Three-quarters of the evaluators (including humans and LLM-Judge) consistently agreed that the counter-arguments generated by Command R+ + External Knowledge had the highest quality.
External knowledge yielded the most significant performance improvements in Relatedness, Persuasiveness, and Factuality.
Command R+ + External Knowledge effectively utilized external evidence in 82% of the cases (cosine similarity \(> 70\%\)), compared to 51% for Mistral-7B.
All evaluators consistently rated human-written gold-standard counter-arguments the lowest—LLM-generated counter-arguments outperformed humans across multiple dimensions.
When dealing with sensitive topics (religion, politics, etc.), LLMs tended to provide more generalized responses instead of directly applying factual evidence, yet these responses paradoxically received higher ratings.

Highlights & Insights¶

First to introduce dynamic web retrieval into counter-argument generation, surmounting the limitations of static knowledge bases.
LLM-as-a-Judge aligns highly with human judgment in counter-argument evaluation (\(\rho=0.82\)), providing a reliable tool for large-scale automatic evaluation.
An intriguing finding is that LLM-generated counter-arguments comprehensively outperformed human-written gold standards, suggesting that LLMs may already possess superhuman capabilities in the domain of argumentation.

Limitations & Future Work¶

Only two LLMs (Command R+ and Mistral-7B) were tested, limiting coverage.
Restricted to English, lacking multilingual validation.
LLM-generated counter-arguments may suffer from training data contamination—the experimental topics might overlap with training data.
Human evaluation only covered 75 samples, representing a limited scale.

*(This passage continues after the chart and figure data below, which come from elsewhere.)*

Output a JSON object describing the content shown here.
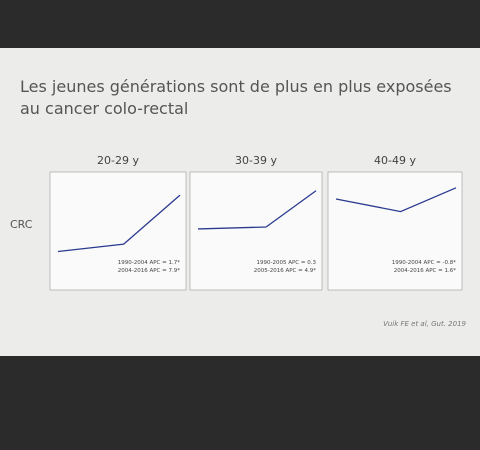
{
  "title": "Les jeunes générations sont de plus en plus exposées au cancer colo-rectal",
  "row_label": "CRC",
  "citation": "Vuik FE et al, Gut. 2019",
  "chart_data": [
    {
      "type": "line",
      "title": "20-29 y",
      "x": [
        1990,
        2004,
        2016
      ],
      "xlim": [
        1990,
        2016
      ],
      "ylim": [
        0,
        4
      ],
      "series": [
        {
          "color": "#2b3a8f",
          "values": [
            1.0,
            1.3,
            3.3
          ]
        }
      ],
      "annotations": [
        "1990-2004 APC = 1.7*",
        "2004-2016 APC = 7.9*"
      ]
    },
    {
      "type": "line",
      "title": "30-39 y",
      "x": [
        1990,
        2005,
        2016
      ],
      "xlim": [
        1990,
        2016
      ],
      "ylim": [
        0,
        10
      ],
      "series": [
        {
          "color": "#2b3a8f",
          "values": [
            4.8,
            5.0,
            8.7
          ]
        }
      ],
      "annotations": [
        "1990-2005 APC = 0.3",
        "2005-2016 APC = 4.9*"
      ]
    },
    {
      "type": "line",
      "title": "40-49 y",
      "x": [
        1990,
        2004,
        2016
      ],
      "xlim": [
        1990,
        2016
      ],
      "ylim": [
        10,
        24
      ],
      "series": [
        {
          "color": "#2b3a8f",
          "values": [
            21.0,
            19.2,
            22.6
          ]
        }
      ],
      "annotations": [
        "1990-2004 APC = -0.8*",
        "2004-2016 APC = 1.6*"
      ]
    }
  ]
}
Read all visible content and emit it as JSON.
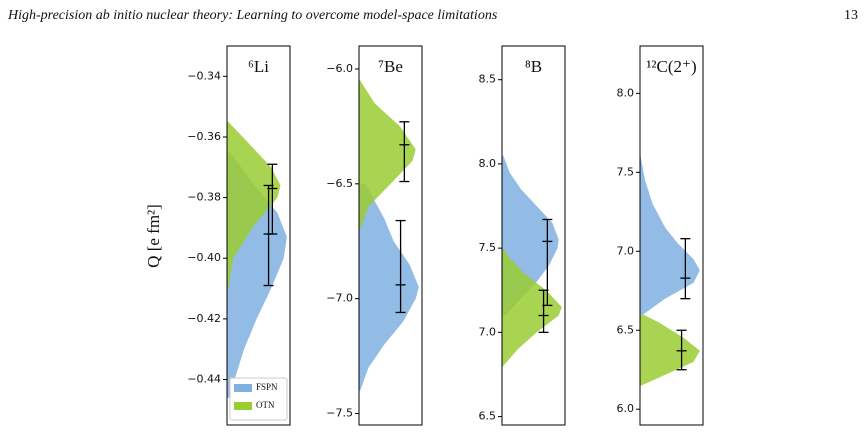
{
  "header": {
    "title": "High-precision ab initio nuclear theory: Learning to overcome model-space limitations",
    "page": "13"
  },
  "chart_data": [
    {
      "type": "density",
      "title": "⁶Li",
      "ylabel": "Q [e fm²]",
      "ylim": [
        -0.455,
        -0.33
      ],
      "xlim": [
        0,
        1
      ],
      "yticks": [
        {
          "value": -0.44,
          "label": "−0.44"
        },
        {
          "value": -0.42,
          "label": "−0.42"
        },
        {
          "value": -0.4,
          "label": "−0.40"
        },
        {
          "value": -0.38,
          "label": "−0.38"
        },
        {
          "value": -0.36,
          "label": "−0.36"
        },
        {
          "value": -0.34,
          "label": "−0.34"
        }
      ],
      "legend": "lower left",
      "series": [
        {
          "name": "FSPN",
          "color": "#7fb0e0",
          "y": [
            -0.446,
            -0.44,
            -0.43,
            -0.42,
            -0.41,
            -0.4,
            -0.393,
            -0.385,
            -0.375,
            -0.365
          ],
          "values": [
            0.05,
            0.12,
            0.27,
            0.47,
            0.7,
            0.9,
            0.95,
            0.8,
            0.4,
            0.05
          ]
        },
        {
          "name": "OTN",
          "color": "#9acd32",
          "y": [
            -0.41,
            -0.4,
            -0.39,
            -0.38,
            -0.376,
            -0.37,
            -0.36,
            -0.355
          ],
          "values": [
            0.02,
            0.1,
            0.4,
            0.8,
            0.85,
            0.7,
            0.25,
            0.02
          ]
        }
      ],
      "errorbars": [
        {
          "low": -0.392,
          "center": -0.377,
          "high": -0.369
        },
        {
          "low": -0.409,
          "center": -0.392,
          "high": -0.376
        }
      ]
    },
    {
      "type": "density",
      "title": "⁷Be",
      "ylim": [
        -7.55,
        -5.9
      ],
      "xlim": [
        0,
        1
      ],
      "yticks": [
        {
          "value": -7.5,
          "label": "−7.5"
        },
        {
          "value": -7.0,
          "label": "−7.0"
        },
        {
          "value": -6.5,
          "label": "−6.5"
        },
        {
          "value": -6.0,
          "label": "−6.0"
        }
      ],
      "series": [
        {
          "color": "#7fb0e0",
          "y": [
            -7.4,
            -7.3,
            -7.2,
            -7.1,
            -7.0,
            -6.95,
            -6.85,
            -6.75,
            -6.65,
            -6.5
          ],
          "values": [
            0.02,
            0.15,
            0.4,
            0.7,
            0.9,
            0.95,
            0.8,
            0.55,
            0.4,
            0.1
          ]
        },
        {
          "color": "#9acd32",
          "y": [
            -6.7,
            -6.6,
            -6.5,
            -6.4,
            -6.35,
            -6.25,
            -6.15,
            -6.05
          ],
          "values": [
            0.02,
            0.15,
            0.5,
            0.85,
            0.9,
            0.65,
            0.25,
            0.02
          ]
        }
      ],
      "errorbars": [
        {
          "low": -6.49,
          "center": -6.33,
          "high": -6.23
        },
        {
          "low": -7.06,
          "center": -6.94,
          "high": -6.66
        }
      ]
    },
    {
      "type": "density",
      "title": "⁸B",
      "ylim": [
        6.45,
        8.7
      ],
      "xlim": [
        0,
        1
      ],
      "yticks": [
        {
          "value": 6.5,
          "label": "6.5"
        },
        {
          "value": 7,
          "label": "7.0"
        },
        {
          "value": 7.5,
          "label": "7.5"
        },
        {
          "value": 8,
          "label": "8.0"
        },
        {
          "value": 8.5,
          "label": "8.5"
        }
      ],
      "series": [
        {
          "color": "#7fb0e0",
          "y": [
            7.1,
            7.2,
            7.3,
            7.4,
            7.5,
            7.55,
            7.65,
            7.75,
            7.85,
            7.95,
            8.05
          ],
          "values": [
            0.05,
            0.3,
            0.55,
            0.75,
            0.88,
            0.9,
            0.8,
            0.55,
            0.3,
            0.12,
            0.02
          ]
        },
        {
          "color": "#9acd32",
          "y": [
            6.8,
            6.9,
            7.0,
            7.1,
            7.15,
            7.25,
            7.35,
            7.45,
            7.5
          ],
          "values": [
            0.02,
            0.25,
            0.55,
            0.9,
            0.95,
            0.7,
            0.35,
            0.1,
            0.02
          ]
        }
      ],
      "errorbars": [
        {
          "low": 7.16,
          "center": 7.54,
          "high": 7.67
        },
        {
          "low": 7.0,
          "center": 7.1,
          "high": 7.25
        }
      ]
    },
    {
      "type": "density",
      "title": "¹²C(2⁺)",
      "ylim": [
        5.9,
        8.3
      ],
      "xlim": [
        0,
        1
      ],
      "yticks": [
        {
          "value": 6,
          "label": "6.0"
        },
        {
          "value": 6.5,
          "label": "6.5"
        },
        {
          "value": 7,
          "label": "7.0"
        },
        {
          "value": 7.5,
          "label": "7.5"
        },
        {
          "value": 8,
          "label": "8.0"
        }
      ],
      "series": [
        {
          "color": "#7fb0e0",
          "y": [
            6.6,
            6.7,
            6.8,
            6.88,
            6.95,
            7.05,
            7.15,
            7.3,
            7.45,
            7.6
          ],
          "values": [
            0.05,
            0.4,
            0.85,
            0.95,
            0.85,
            0.6,
            0.4,
            0.2,
            0.08,
            0.01
          ]
        },
        {
          "color": "#9acd32",
          "y": [
            6.15,
            6.2,
            6.3,
            6.37,
            6.45,
            6.55,
            6.6
          ],
          "values": [
            0.02,
            0.3,
            0.85,
            0.95,
            0.7,
            0.3,
            0.05
          ]
        }
      ],
      "errorbars": [
        {
          "low": 6.7,
          "center": 6.83,
          "high": 7.08
        },
        {
          "low": 6.25,
          "center": 6.37,
          "high": 6.5
        }
      ]
    }
  ]
}
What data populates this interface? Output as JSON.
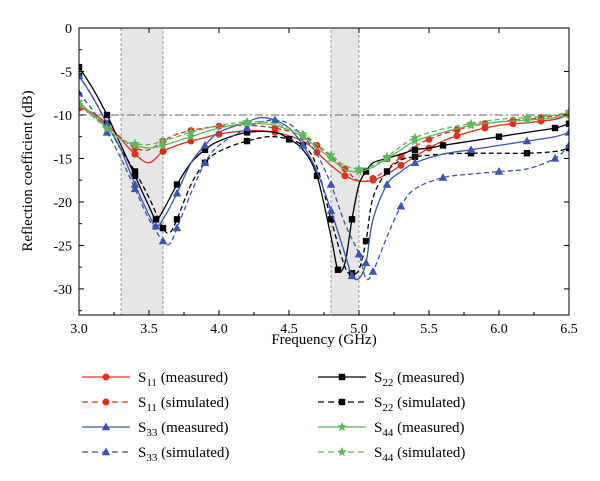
{
  "chart_data": {
    "type": "line",
    "title": "",
    "xlabel": "Frequency (GHz)",
    "ylabel": "Reflection coefficient (dB)",
    "xlim": [
      3.0,
      6.5
    ],
    "ylim": [
      -33,
      0
    ],
    "xticks": [
      "3.0",
      "3.5",
      "4.0",
      "4.5",
      "5.0",
      "5.5",
      "6.0",
      "6.5"
    ],
    "yticks": [
      "0",
      "-5",
      "-10",
      "-15",
      "-20",
      "-25",
      "-30"
    ],
    "reference_line_db": -10,
    "shaded_bands": [
      [
        3.3,
        3.6
      ],
      [
        4.8,
        5.0
      ]
    ],
    "grid": false,
    "legend_position": "bottom",
    "series": [
      {
        "name": "S11 (measured)",
        "label_main": "S",
        "label_sub": "11",
        "label_rest": " (measured)",
        "color": "#e0301e",
        "dash": "solid",
        "marker": "circle",
        "x": [
          3.0,
          3.1,
          3.2,
          3.3,
          3.4,
          3.5,
          3.6,
          3.7,
          3.8,
          3.9,
          4.0,
          4.2,
          4.4,
          4.6,
          4.7,
          4.8,
          4.9,
          5.0,
          5.1,
          5.2,
          5.3,
          5.4,
          5.5,
          5.6,
          5.7,
          5.8,
          5.9,
          6.0,
          6.1,
          6.2,
          6.3,
          6.4,
          6.5
        ],
        "y": [
          -9.0,
          -9.8,
          -11.0,
          -12.8,
          -14.5,
          -15.5,
          -14.2,
          -13.5,
          -13.0,
          -12.6,
          -12.2,
          -11.8,
          -12.0,
          -13.0,
          -14.3,
          -15.8,
          -17.0,
          -17.6,
          -17.5,
          -16.8,
          -15.8,
          -14.8,
          -13.8,
          -13.0,
          -12.4,
          -11.9,
          -11.5,
          -11.2,
          -11.0,
          -10.9,
          -10.7,
          -10.5,
          -10.0
        ]
      },
      {
        "name": "S11 (simulated)",
        "label_main": "S",
        "label_sub": "11",
        "label_rest": " (simulated)",
        "color": "#e0301e",
        "dash": "dashed",
        "marker": "circle",
        "x": [
          3.0,
          3.1,
          3.2,
          3.3,
          3.4,
          3.5,
          3.6,
          3.7,
          3.8,
          3.9,
          4.0,
          4.2,
          4.4,
          4.6,
          4.7,
          4.8,
          4.9,
          5.0,
          5.1,
          5.2,
          5.3,
          5.4,
          5.5,
          5.6,
          5.7,
          5.8,
          5.9,
          6.0,
          6.1,
          6.2,
          6.3,
          6.4,
          6.5
        ],
        "y": [
          -9.2,
          -10.0,
          -11.2,
          -12.6,
          -13.8,
          -14.0,
          -13.0,
          -12.2,
          -11.8,
          -11.5,
          -11.3,
          -11.2,
          -11.5,
          -12.4,
          -13.5,
          -14.8,
          -16.2,
          -17.6,
          -17.3,
          -16.2,
          -14.8,
          -13.6,
          -12.8,
          -12.2,
          -11.7,
          -11.3,
          -11.0,
          -10.8,
          -10.6,
          -10.5,
          -10.3,
          -10.1,
          -9.8
        ]
      },
      {
        "name": "S22 (measured)",
        "label_main": "S",
        "label_sub": "22",
        "label_rest": " (measured)",
        "color": "#000000",
        "dash": "solid",
        "marker": "square",
        "x": [
          3.0,
          3.1,
          3.2,
          3.3,
          3.4,
          3.5,
          3.55,
          3.6,
          3.7,
          3.8,
          3.9,
          4.0,
          4.2,
          4.4,
          4.5,
          4.6,
          4.7,
          4.8,
          4.85,
          4.9,
          4.95,
          5.0,
          5.05,
          5.1,
          5.2,
          5.3,
          5.4,
          5.5,
          5.6,
          5.8,
          6.0,
          6.2,
          6.4,
          6.5
        ],
        "y": [
          -4.5,
          -7.0,
          -10.0,
          -13.5,
          -17.0,
          -20.5,
          -22.0,
          -21.0,
          -18.0,
          -15.5,
          -14.0,
          -13.0,
          -12.0,
          -12.0,
          -12.8,
          -14.0,
          -17.0,
          -24.0,
          -27.8,
          -27.0,
          -22.0,
          -18.0,
          -16.5,
          -15.5,
          -15.0,
          -14.5,
          -14.0,
          -13.8,
          -13.5,
          -13.0,
          -12.5,
          -12.0,
          -11.5,
          -11.0
        ]
      },
      {
        "name": "S22 (simulated)",
        "label_main": "S",
        "label_sub": "22",
        "label_rest": " (simulated)",
        "color": "#000000",
        "dash": "dashed",
        "marker": "square",
        "x": [
          3.0,
          3.1,
          3.2,
          3.3,
          3.4,
          3.5,
          3.6,
          3.65,
          3.7,
          3.8,
          3.9,
          4.0,
          4.2,
          4.4,
          4.6,
          4.7,
          4.8,
          4.9,
          4.95,
          5.0,
          5.05,
          5.1,
          5.2,
          5.3,
          5.4,
          5.6,
          5.8,
          6.0,
          6.2,
          6.4,
          6.5
        ],
        "y": [
          -5.5,
          -8.0,
          -11.0,
          -14.0,
          -16.5,
          -19.5,
          -23.0,
          -23.5,
          -22.0,
          -18.0,
          -15.5,
          -14.2,
          -13.0,
          -12.5,
          -13.5,
          -16.0,
          -22.0,
          -27.5,
          -28.2,
          -27.8,
          -24.5,
          -19.5,
          -16.5,
          -15.2,
          -14.8,
          -14.5,
          -14.4,
          -14.4,
          -14.4,
          -14.2,
          -13.8
        ]
      },
      {
        "name": "S33 (measured)",
        "label_main": "S",
        "label_sub": "33",
        "label_rest": " (measured)",
        "color": "#3a55b4",
        "dash": "solid",
        "marker": "triangle",
        "x": [
          3.0,
          3.1,
          3.2,
          3.3,
          3.4,
          3.5,
          3.55,
          3.6,
          3.7,
          3.8,
          3.9,
          4.0,
          4.2,
          4.3,
          4.4,
          4.5,
          4.6,
          4.7,
          4.8,
          4.9,
          4.95,
          5.0,
          5.05,
          5.1,
          5.2,
          5.3,
          5.4,
          5.6,
          5.8,
          6.0,
          6.2,
          6.4,
          6.5
        ],
        "y": [
          -5.5,
          -8.0,
          -11.0,
          -14.0,
          -18.0,
          -21.5,
          -22.8,
          -22.0,
          -19.0,
          -15.5,
          -13.5,
          -12.0,
          -10.8,
          -10.3,
          -10.6,
          -11.5,
          -13.5,
          -16.5,
          -21.0,
          -26.0,
          -28.5,
          -28.8,
          -27.0,
          -22.0,
          -18.0,
          -16.5,
          -15.5,
          -14.5,
          -14.0,
          -13.5,
          -13.0,
          -12.5,
          -12.0
        ]
      },
      {
        "name": "S33 (simulated)",
        "label_main": "S",
        "label_sub": "33",
        "label_rest": " (simulated)",
        "color": "#3a55b4",
        "dash": "dashed",
        "marker": "triangle",
        "x": [
          3.0,
          3.1,
          3.2,
          3.3,
          3.4,
          3.5,
          3.6,
          3.65,
          3.7,
          3.8,
          3.9,
          4.0,
          4.2,
          4.3,
          4.4,
          4.5,
          4.6,
          4.7,
          4.8,
          4.9,
          5.0,
          5.05,
          5.1,
          5.2,
          5.3,
          5.4,
          5.6,
          5.8,
          6.0,
          6.2,
          6.4,
          6.5
        ],
        "y": [
          -7.5,
          -9.5,
          -12.0,
          -15.0,
          -18.5,
          -22.0,
          -24.5,
          -24.8,
          -23.0,
          -19.0,
          -15.5,
          -13.5,
          -11.5,
          -10.8,
          -10.6,
          -11.0,
          -12.5,
          -14.5,
          -18.0,
          -22.5,
          -26.0,
          -28.8,
          -28.0,
          -24.0,
          -20.5,
          -18.5,
          -17.2,
          -16.8,
          -16.5,
          -16.2,
          -15.0,
          -13.5
        ]
      },
      {
        "name": "S44 (measured)",
        "label_main": "S",
        "label_sub": "44",
        "label_rest": " (measured)",
        "color": "#5cb85c",
        "dash": "solid",
        "marker": "star",
        "x": [
          3.0,
          3.1,
          3.2,
          3.3,
          3.4,
          3.5,
          3.6,
          3.7,
          3.8,
          4.0,
          4.2,
          4.4,
          4.6,
          4.7,
          4.8,
          4.9,
          5.0,
          5.1,
          5.2,
          5.3,
          5.4,
          5.6,
          5.8,
          6.0,
          6.2,
          6.4,
          6.5
        ],
        "y": [
          -8.5,
          -10.0,
          -11.5,
          -12.8,
          -13.5,
          -13.8,
          -13.5,
          -13.0,
          -12.5,
          -11.5,
          -11.0,
          -11.2,
          -12.5,
          -13.8,
          -15.0,
          -16.3,
          -16.5,
          -16.0,
          -15.0,
          -14.0,
          -13.0,
          -12.0,
          -11.2,
          -10.8,
          -10.6,
          -10.3,
          -10.0
        ]
      },
      {
        "name": "S44 (simulated)",
        "label_main": "S",
        "label_sub": "44",
        "label_rest": " (simulated)",
        "color": "#5cb85c",
        "dash": "dashed",
        "marker": "star",
        "x": [
          3.0,
          3.1,
          3.2,
          3.3,
          3.4,
          3.5,
          3.6,
          3.7,
          3.8,
          4.0,
          4.2,
          4.4,
          4.6,
          4.7,
          4.8,
          4.9,
          5.0,
          5.1,
          5.2,
          5.3,
          5.4,
          5.6,
          5.8,
          6.0,
          6.2,
          6.4,
          6.5
        ],
        "y": [
          -8.8,
          -10.2,
          -11.6,
          -12.8,
          -13.3,
          -13.4,
          -13.0,
          -12.5,
          -12.0,
          -11.2,
          -10.8,
          -11.0,
          -12.2,
          -13.4,
          -14.6,
          -15.8,
          -16.2,
          -15.8,
          -14.8,
          -13.6,
          -12.6,
          -11.6,
          -11.0,
          -10.5,
          -10.3,
          -10.0,
          -9.6
        ]
      }
    ]
  }
}
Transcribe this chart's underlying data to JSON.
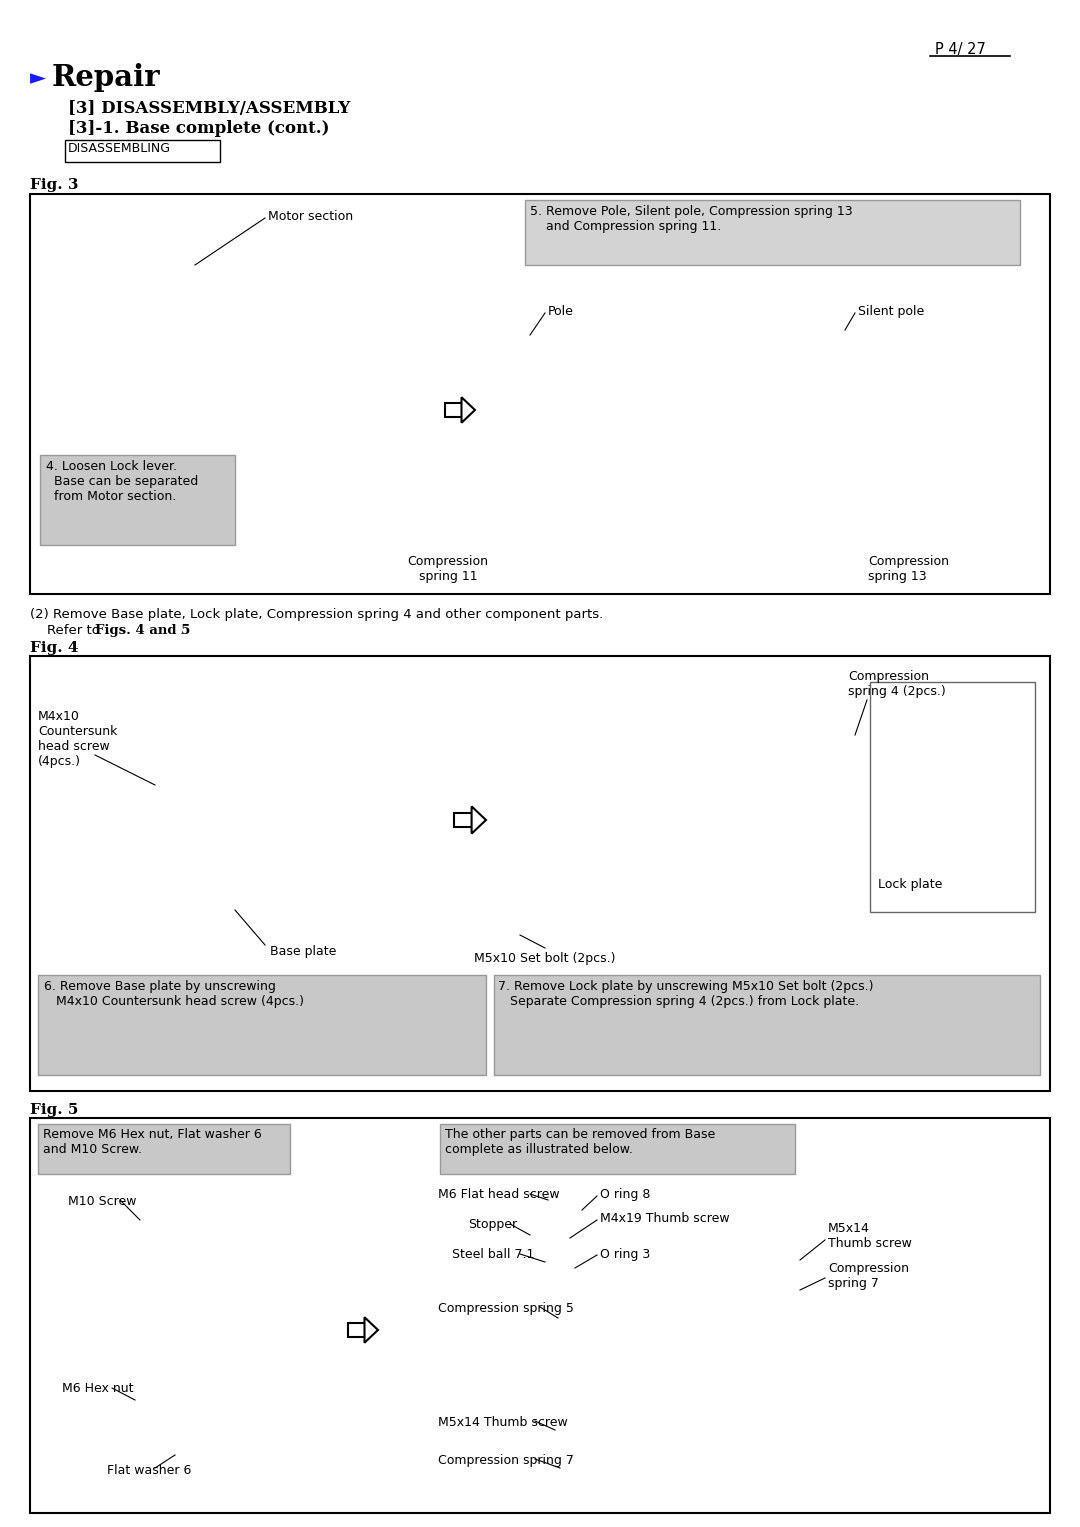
{
  "page_number": "P 4/ 27",
  "title_arrow": "►",
  "title_text": "Repair",
  "subtitle1": "[3] DISASSEMBLY/ASSEMBLY",
  "subtitle2": "[3]-1. Base complete (cont.)",
  "disassembling_label": "DISASSEMBLING",
  "fig3_label": "Fig. 3",
  "fig4_label": "Fig. 4",
  "fig5_label": "Fig. 5",
  "fig3_note1": "Motor section",
  "fig3_step5_box": "5. Remove Pole, Silent pole, Compression spring 13\n    and Compression spring 11.",
  "fig3_pole": "Pole",
  "fig3_silent_pole": "Silent pole",
  "fig3_comp11": "Compression\nspring 11",
  "fig3_comp13": "Compression\nspring 13",
  "fig3_step4_box": "4. Loosen Lock lever.\n  Base can be separated\n  from Motor section.",
  "para2": "(2) Remove Base plate, Lock plate, Compression spring 4 and other component parts.",
  "para2b": "    Refer to ",
  "para2b_bold": "Figs. 4 and 5",
  "para2b_end": ".",
  "fig4_m4x10": "M4x10\nCountersunk\nhead screw\n(4pcs.)",
  "fig4_base_plate": "Base plate",
  "fig4_comp4": "Compression\nspring 4 (2pcs.)",
  "fig4_lock_plate": "Lock plate",
  "fig4_m5x10": "M5x10 Set bolt (2pcs.)",
  "fig4_step6_box": "6. Remove Base plate by unscrewing\n   M4x10 Countersunk head screw (4pcs.)",
  "fig4_step7_box": "7. Remove Lock plate by unscrewing M5x10 Set bolt (2pcs.)\n   Separate Compression spring 4 (2pcs.) from Lock plate.",
  "fig5_remove_box": "Remove M6 Hex nut, Flat washer 6\nand M10 Screw.",
  "fig5_other_box": "The other parts can be removed from Base\ncomplete as illustrated below.",
  "fig5_m10screw": "M10 Screw",
  "fig5_m6flathead": "M6 Flat head screw",
  "fig5_oring8": "O ring 8",
  "fig5_stopper": "Stopper",
  "fig5_m4x19": "M4x19 Thumb screw",
  "fig5_steelball": "Steel ball 7.1",
  "fig5_oring3": "O ring 3",
  "fig5_m5x14_a": "M5x14\nThumb screw",
  "fig5_comp5": "Compression spring 5",
  "fig5_comp7a": "Compression\nspring 7",
  "fig5_m6hexnut": "M6 Hex nut",
  "fig5_m5x14thumb": "M5x14 Thumb screw",
  "fig5_comp7b": "Compression spring 7",
  "fig5_flatwasher": "Flat washer 6",
  "bg_color": "#ffffff",
  "box_fill_fig3_step5": "#d3d3d3",
  "box_fill_fig3_step4": "#c8c8c8",
  "box_fill_fig4_step6": "#c8c8c8",
  "box_fill_fig4_step7": "#c8c8c8",
  "box_fill_fig5_remove": "#c8c8c8",
  "box_fill_fig5_other": "#c8c8c8"
}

vs Hua et al. (2019): The latter only utilized Wikipedia and news databases as static external sources, whereas this work extends to dynamic web-wide retrieval.
vs Lin et al. (2023): The latter operated on sentence-level counter-argument generation, while this work argues that the sentence-level is insufficient to study argumentative complexity.
vs Chen et al. (2024): The latter evaluated LLM performance across multiple argumentation tasks but did not integrate external knowledge.

Rating¶

Novelty: ⭐⭐⭐ Dynamic knowledge retrieval + counter-argument generation combination has some novelty, though the overall framework is relatively straightforward.
Experimental Thoroughness: ⭐⭐⭐⭐ Comparison of multiple evaluation methods (human + LLM-Judge + reference-based metrics) is provided, though the variety of tested models is somewhat small.
Writing Quality: ⭐⭐⭐⭐ Clear structure, well-defined research questions, and in-depth analysis.
Value: ⭐⭐⭐ Validating LLM-as-a-Judge in argument evaluation has practical value, though the methodology itself has limited technical innovation.